Let's confirm some things.

1 coin == 100 cent

max money == 10000 coin

2 x Inputs of 5002 == 10004

which is greater than 10000 and hence is out of range

........?

i agree yes.

[bumbacoin]

with the goal of allowing tx of 2 billion coins,


i was thinking to modify vout checks to ((MAX_MONEY * 2) + 1) = 4,000,000,001
this would allow two large inputs (up to 1,999,999,999 each) plus small fee to join into a 2billion input

a fee of over 1 in the extreme instance would break it still, but pre error checks seem to catch that.
checking vin + fee > MAX_MONEY


.
this would create a couple of possible values of over 32bit integer limit of 2,147,483,647

[Blockchain Mechanic]

with the goal of allowing tx of 2 billion coins,


i was thinking to modify vout checks to ((MAX_MONEY * 2) + 1) = 4,000,000,001
this would allow two large inputs (up to 1,999,999,999 each) plus small fee to join into a 2billion input

a fee of over 1 in the extreme instance would break it still, but pre error checks seem to catch that.
checking vin + fee > MAX_MONEY


.
this would create a couple of possible values of over 32bit integer limit of 2,147,483,647

I usually just solve most large number issues by type-def-ing int64_t

But is you don't mind my asking, what is the true benefit of coins with such huge amounts of coins ?

[bumbacoin]

I usually just solve most large number issues by type-def-ing int64_t

But is you don't mind my asking, what is the true benefit of coins with such huge amounts of coins ?

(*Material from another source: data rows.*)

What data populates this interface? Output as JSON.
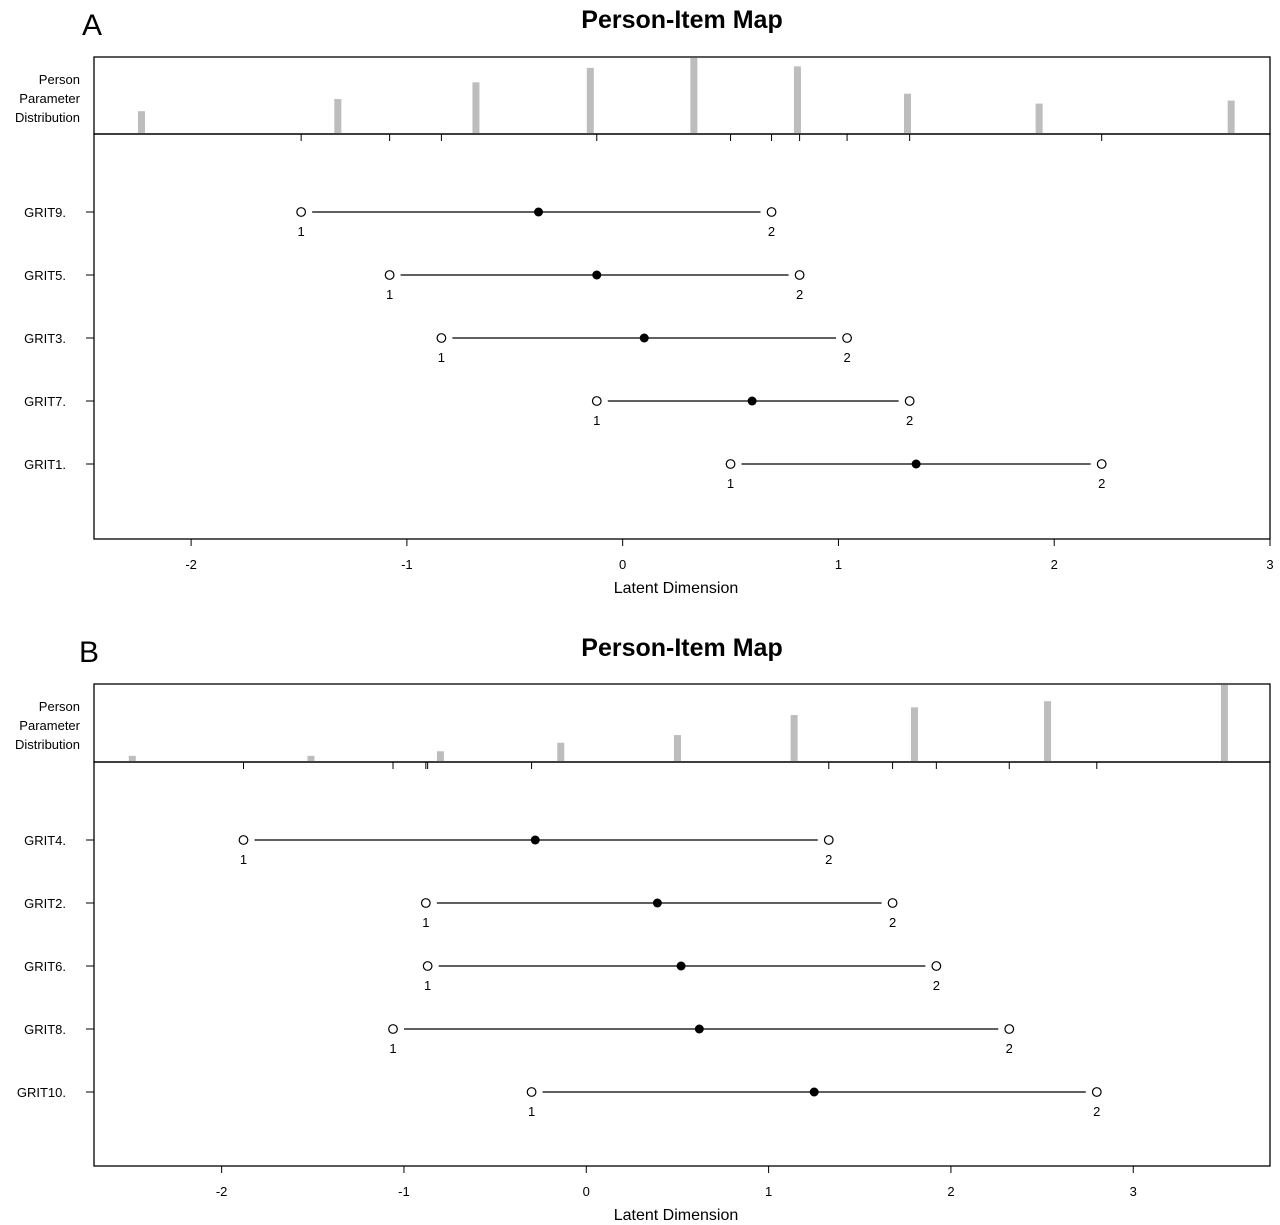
{
  "chart_data": [
    {
      "type": "person-item map",
      "panel": "A",
      "title": "Person-Item Map",
      "xlabel": "Latent Dimension",
      "dist_label": [
        "Person",
        "Parameter",
        "Distribution"
      ],
      "xlim": [
        -2.45,
        3.0
      ],
      "xticks": [
        -2,
        -1,
        0,
        1,
        2,
        3
      ],
      "person_distribution": [
        {
          "x": -2.23,
          "freq": 0.3
        },
        {
          "x": -1.32,
          "freq": 0.46
        },
        {
          "x": -0.68,
          "freq": 0.68
        },
        {
          "x": -0.15,
          "freq": 0.87
        },
        {
          "x": 0.33,
          "freq": 1.0
        },
        {
          "x": 0.81,
          "freq": 0.89
        },
        {
          "x": 1.32,
          "freq": 0.53
        },
        {
          "x": 1.93,
          "freq": 0.4
        },
        {
          "x": 2.82,
          "freq": 0.44
        }
      ],
      "items": [
        {
          "label": "GRIT9.",
          "t1": -1.49,
          "loc": -0.39,
          "t2": 0.69
        },
        {
          "label": "GRIT5.",
          "t1": -1.08,
          "loc": -0.12,
          "t2": 0.82
        },
        {
          "label": "GRIT3.",
          "t1": -0.84,
          "loc": 0.1,
          "t2": 1.04
        },
        {
          "label": "GRIT7.",
          "t1": -0.12,
          "loc": 0.6,
          "t2": 1.33
        },
        {
          "label": "GRIT1.",
          "t1": 0.5,
          "loc": 1.36,
          "t2": 2.22
        }
      ],
      "threshold_labels": [
        "1",
        "2"
      ]
    },
    {
      "type": "person-item map",
      "panel": "B",
      "title": "Person-Item Map",
      "xlabel": "Latent Dimension",
      "dist_label": [
        "Person",
        "Parameter",
        "Distribution"
      ],
      "xlim": [
        -2.7,
        3.75
      ],
      "xticks": [
        -2,
        -1,
        0,
        1,
        2,
        3
      ],
      "person_distribution": [
        {
          "x": -2.49,
          "freq": 0.08
        },
        {
          "x": -1.51,
          "freq": 0.08
        },
        {
          "x": -0.8,
          "freq": 0.14
        },
        {
          "x": -0.14,
          "freq": 0.25
        },
        {
          "x": 0.5,
          "freq": 0.35
        },
        {
          "x": 1.14,
          "freq": 0.61
        },
        {
          "x": 1.8,
          "freq": 0.71
        },
        {
          "x": 2.53,
          "freq": 0.79
        },
        {
          "x": 3.5,
          "freq": 1.0
        }
      ],
      "items": [
        {
          "label": "GRIT4.",
          "t1": -1.88,
          "loc": -0.28,
          "t2": 1.33
        },
        {
          "label": "GRIT2.",
          "t1": -0.88,
          "loc": 0.39,
          "t2": 1.68
        },
        {
          "label": "GRIT6.",
          "t1": -0.87,
          "loc": 0.52,
          "t2": 1.92
        },
        {
          "label": "GRIT8.",
          "t1": -1.06,
          "loc": 0.62,
          "t2": 2.32
        },
        {
          "label": "GRIT10.",
          "t1": -0.3,
          "loc": 1.25,
          "t2": 2.8
        }
      ],
      "threshold_labels": [
        "1",
        "2"
      ]
    }
  ]
}
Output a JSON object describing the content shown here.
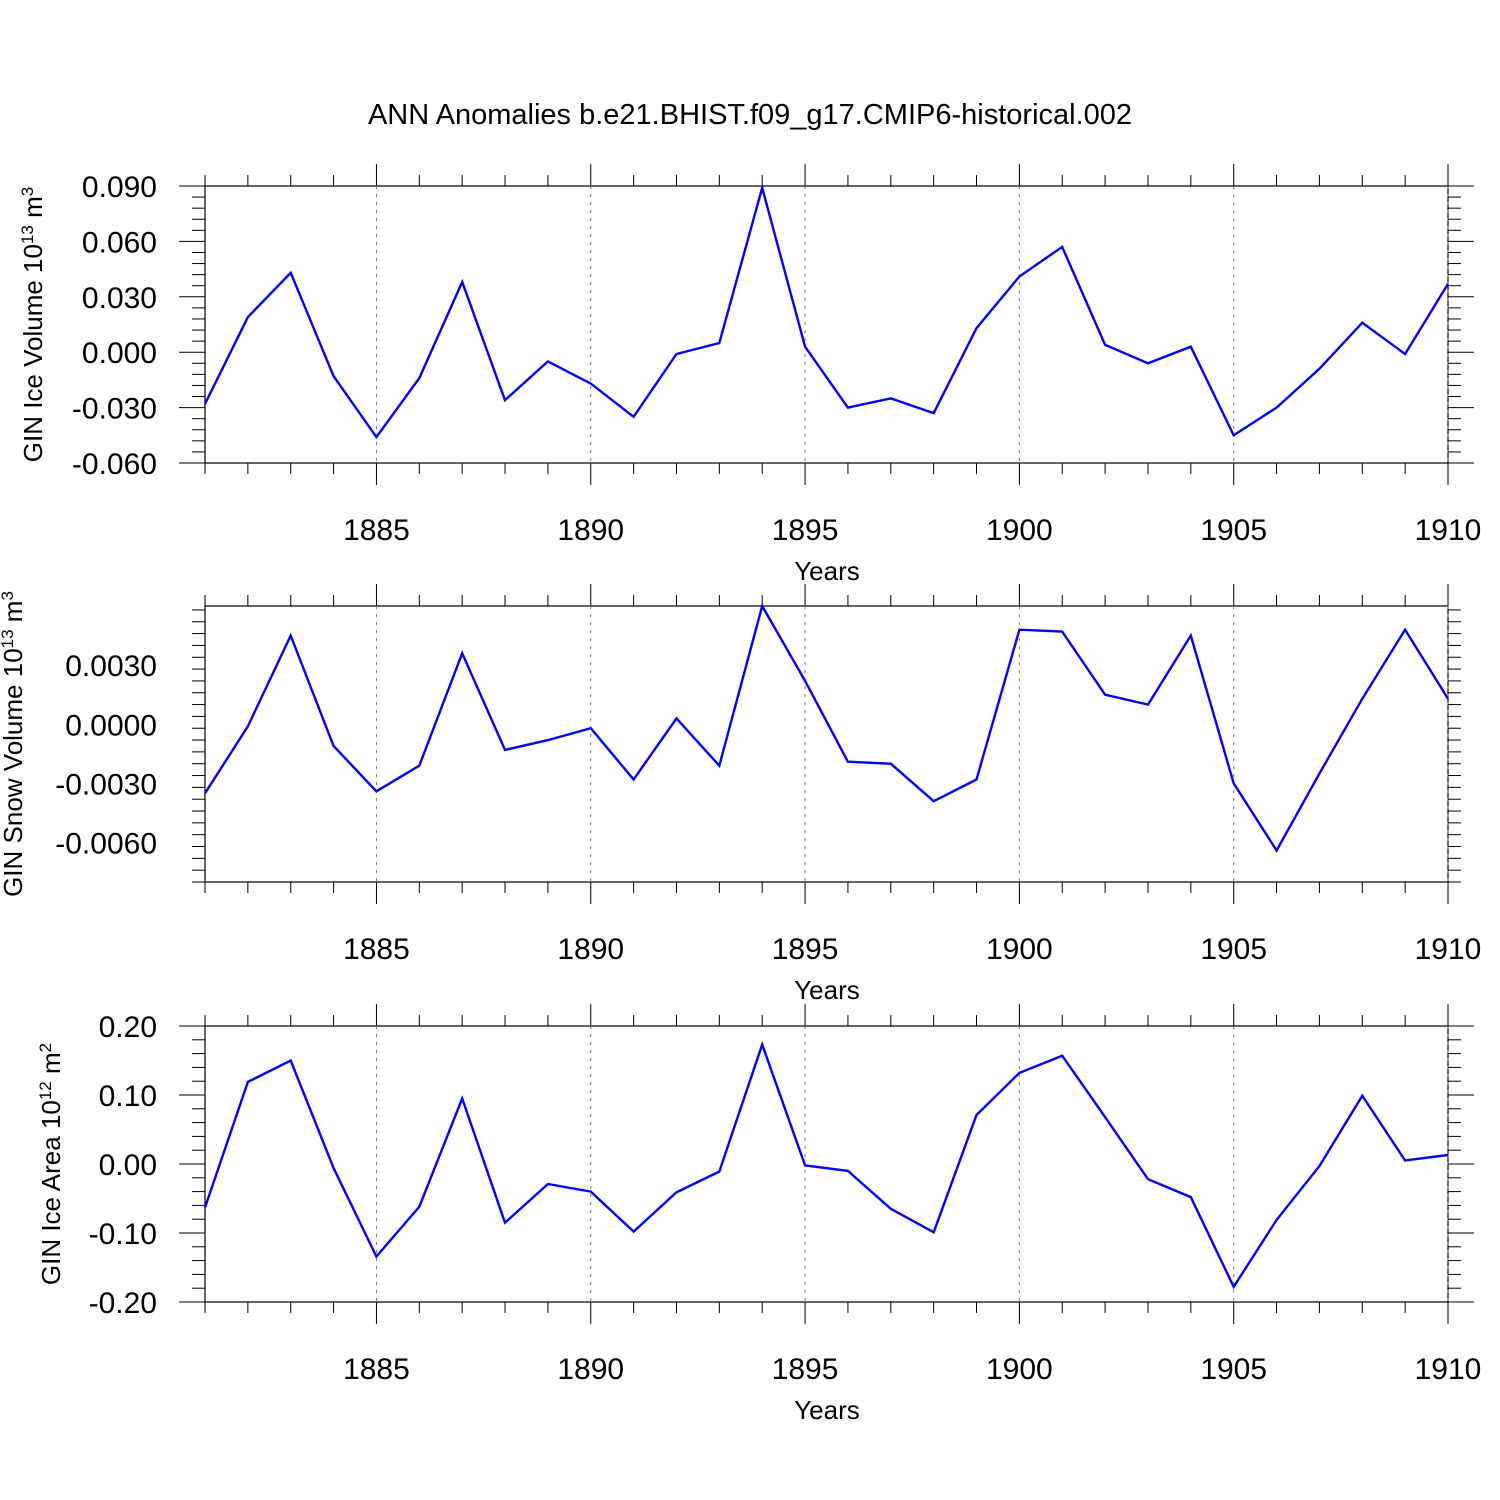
{
  "figure": {
    "title": "ANN Anomalies b.e21.BHIST.f09_g17.CMIP6-historical.002"
  },
  "chart_data": [
    {
      "type": "line",
      "title": "ANN Anomalies b.e21.BHIST.f09_g17.CMIP6-historical.002",
      "xlabel": "Years",
      "ylabel": "GIN Ice Volume 10",
      "ylabel_sup": "13",
      "ylabel_unit": " m",
      "ylabel_unit_sup": "3",
      "xlim": [
        1881,
        1910
      ],
      "ylim": [
        -0.06,
        0.09
      ],
      "xticks": [
        1885,
        1890,
        1895,
        1900,
        1905,
        1910
      ],
      "xtick_labels": [
        "1885",
        "1890",
        "1895",
        "1900",
        "1905",
        "1910"
      ],
      "yticks": [
        -0.06,
        -0.03,
        0.0,
        0.03,
        0.06,
        0.09
      ],
      "ytick_labels": [
        "-0.060",
        "-0.030",
        "0.000",
        "0.030",
        "0.060",
        "0.090"
      ],
      "line_color": "#0000ff",
      "grid_color": "#777777",
      "series": [
        {
          "name": "GIN Ice Volume",
          "x": [
            1881,
            1882,
            1883,
            1884,
            1885,
            1886,
            1887,
            1888,
            1889,
            1890,
            1891,
            1892,
            1893,
            1894,
            1895,
            1896,
            1897,
            1898,
            1899,
            1900,
            1901,
            1902,
            1903,
            1904,
            1905,
            1906,
            1907,
            1908,
            1909,
            1910
          ],
          "values": [
            -0.028,
            0.019,
            0.043,
            -0.013,
            -0.046,
            -0.014,
            0.038,
            -0.026,
            -0.005,
            -0.017,
            -0.035,
            -0.001,
            0.005,
            0.089,
            0.003,
            -0.03,
            -0.025,
            -0.033,
            0.013,
            0.041,
            0.057,
            0.004,
            -0.006,
            0.003,
            -0.045,
            -0.03,
            -0.009,
            0.016,
            -0.001,
            0.037
          ]
        }
      ]
    },
    {
      "type": "line",
      "xlabel": "Years",
      "ylabel": "GIN Snow Volume 10",
      "ylabel_sup": "13",
      "ylabel_unit": " m",
      "ylabel_unit_sup": "3",
      "xlim": [
        1881,
        1910
      ],
      "ylim": [
        -0.008,
        0.006
      ],
      "xticks": [
        1885,
        1890,
        1895,
        1900,
        1905,
        1910
      ],
      "xtick_labels": [
        "1885",
        "1890",
        "1895",
        "1900",
        "1905",
        "1910"
      ],
      "yticks": [
        -0.006,
        -0.003,
        0.0,
        0.003
      ],
      "ytick_labels": [
        "-0.0060",
        "-0.0030",
        "0.0000",
        "0.0030"
      ],
      "line_color": "#0000ff",
      "grid_color": "#777777",
      "series": [
        {
          "name": "GIN Snow Volume",
          "x": [
            1881,
            1882,
            1883,
            1884,
            1885,
            1886,
            1887,
            1888,
            1889,
            1890,
            1891,
            1892,
            1893,
            1894,
            1895,
            1896,
            1897,
            1898,
            1899,
            1900,
            1901,
            1902,
            1903,
            1904,
            1905,
            1906,
            1907,
            1908,
            1909,
            1910
          ],
          "values": [
            -0.0035,
            -0.0001,
            0.0045,
            -0.0011,
            -0.0034,
            -0.0021,
            0.0036,
            -0.0013,
            -0.0008,
            -0.0002,
            -0.0028,
            0.0003,
            -0.0021,
            0.006,
            0.0022,
            -0.0019,
            -0.002,
            -0.0039,
            -0.0028,
            0.0048,
            0.0047,
            0.0015,
            0.001,
            0.0045,
            -0.003,
            -0.0064,
            -0.0025,
            0.0013,
            0.0048,
            0.0013
          ]
        }
      ]
    },
    {
      "type": "line",
      "xlabel": "Years",
      "ylabel": "GIN Ice Area 10",
      "ylabel_sup": "12",
      "ylabel_unit": " m",
      "ylabel_unit_sup": "2",
      "xlim": [
        1881,
        1910
      ],
      "ylim": [
        -0.2,
        0.2
      ],
      "xticks": [
        1885,
        1890,
        1895,
        1900,
        1905,
        1910
      ],
      "xtick_labels": [
        "1885",
        "1890",
        "1895",
        "1900",
        "1905",
        "1910"
      ],
      "yticks": [
        -0.2,
        -0.1,
        0.0,
        0.1,
        0.2
      ],
      "ytick_labels": [
        "-0.20",
        "-0.10",
        "0.00",
        "0.10",
        "0.20"
      ],
      "line_color": "#0000ff",
      "grid_color": "#777777",
      "series": [
        {
          "name": "GIN Ice Area",
          "x": [
            1881,
            1882,
            1883,
            1884,
            1885,
            1886,
            1887,
            1888,
            1889,
            1890,
            1891,
            1892,
            1893,
            1894,
            1895,
            1896,
            1897,
            1898,
            1899,
            1900,
            1901,
            1902,
            1903,
            1904,
            1905,
            1906,
            1907,
            1908,
            1909,
            1910
          ],
          "values": [
            -0.063,
            0.119,
            0.15,
            -0.006,
            -0.134,
            -0.062,
            0.095,
            -0.085,
            -0.029,
            -0.04,
            -0.098,
            -0.041,
            -0.011,
            0.173,
            -0.002,
            -0.01,
            -0.065,
            -0.099,
            0.071,
            0.132,
            0.157,
            0.068,
            -0.022,
            -0.048,
            -0.178,
            -0.081,
            -0.003,
            0.099,
            0.005,
            0.013
          ]
        }
      ]
    }
  ]
}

well one obvious benefit is that it exposed a flaw in current coding.

as i involve myself with numerous clones with questionable heritage i occasionally ask myself something similar.

without any serious discussion on political matters, it is a political answer for me.
i have come to a personal understanding that in times of bad governance, civil disobedience is necessary.
the more alternative options the merrier, and each variation is another possible choice.

and as much as the shitcoin megasphere is full of bad ideas, the long term benefit has yet to be revealed.